Mr Justice Martin Spencer said the £2,500 general damages awarded to two claimants in Richards & Anor v Morris was based on a ‘much too benevolent’ approach to evidence which could not be trusted.
The judge used identical words of criticism in Molodi v Cambridge Vibration Maintenance Service & Anor, where the claimant was found to have given a ‘clear lie’ to his doctor when asked how many accidents he had been involved in. In both Richards and Molodi the judge at first instance was His Honour Judge Main QC.
The High Court rulings make important points about the application of fundamental dishonesty rules and the importance placed on claims notification forms (CNFs) when considering compensation payments.
The judge allowed the defendant’s appeal in Richards and dismissed the claims, but without a finding of dishonesty as he did not have the opportunity to assess the claimants as witnesses.
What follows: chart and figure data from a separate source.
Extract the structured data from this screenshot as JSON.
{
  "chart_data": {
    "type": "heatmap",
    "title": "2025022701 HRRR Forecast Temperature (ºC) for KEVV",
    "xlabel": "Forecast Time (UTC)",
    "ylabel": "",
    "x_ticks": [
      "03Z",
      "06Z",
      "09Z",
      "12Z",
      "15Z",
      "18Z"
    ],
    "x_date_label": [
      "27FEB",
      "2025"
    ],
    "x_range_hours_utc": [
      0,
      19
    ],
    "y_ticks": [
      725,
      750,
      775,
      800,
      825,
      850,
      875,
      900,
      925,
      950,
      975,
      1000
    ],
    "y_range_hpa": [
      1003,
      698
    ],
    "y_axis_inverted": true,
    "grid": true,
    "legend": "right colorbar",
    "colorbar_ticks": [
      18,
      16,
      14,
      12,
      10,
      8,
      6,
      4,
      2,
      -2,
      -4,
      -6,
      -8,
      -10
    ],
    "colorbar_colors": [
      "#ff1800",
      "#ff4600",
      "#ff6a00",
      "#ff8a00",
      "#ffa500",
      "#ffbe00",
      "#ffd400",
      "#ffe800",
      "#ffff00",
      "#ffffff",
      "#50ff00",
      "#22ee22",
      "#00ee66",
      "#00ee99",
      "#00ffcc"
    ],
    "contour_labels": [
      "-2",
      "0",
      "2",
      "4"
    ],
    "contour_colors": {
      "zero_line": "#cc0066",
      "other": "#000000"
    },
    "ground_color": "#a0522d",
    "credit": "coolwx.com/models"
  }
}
He also disassociated himself from comments made by HHJ Main QC, who had said claims forms were ‘simplistic documents which do not permit there to be details of clinical presentation’, adding they cannot be relied upon and that ‘I [HHJ Main QC] just ignore them’. Spencer said: ‘On the contrary, in my view [CNFs] are important documents: they provide the basis for possible proceedings for contempt of court, as seen, and they provide valuable information at an early stage.’
The court heard that several issues with the claimants’ evidence were individually and collectively ‘nails in the coffin’ for the claims, which followed a road traffic accident in 2014 in Birkenhead.
In Molodi, Spencer said the RTA claim dating back to 2015 was one of ‘those rare cases’ where he could make out fundamental dishonesty without even seeing the witnesses involved. He identified inconsistencies between the claimant’s witness statement and the evidence, with losses exaggerated and physiotherapy attended more to claim back the money than for genuine medical reasons.
The £4,397 compensation award, which included £1,467 for special damages, was dismissed.
In Richards, Mr Paul Sweeney, instructed by 1 Law Solicitors, appeared for the claimants. Mr Daniel Wood, instructed by DAC Beachcroft Claims Ltd, appeared for the defendant.
In Molodi, Sweeny appeared for the claim, instructed by RKS Solicitors. Wood appeared for the defendant, instructed by DAC Beachcroft LLP.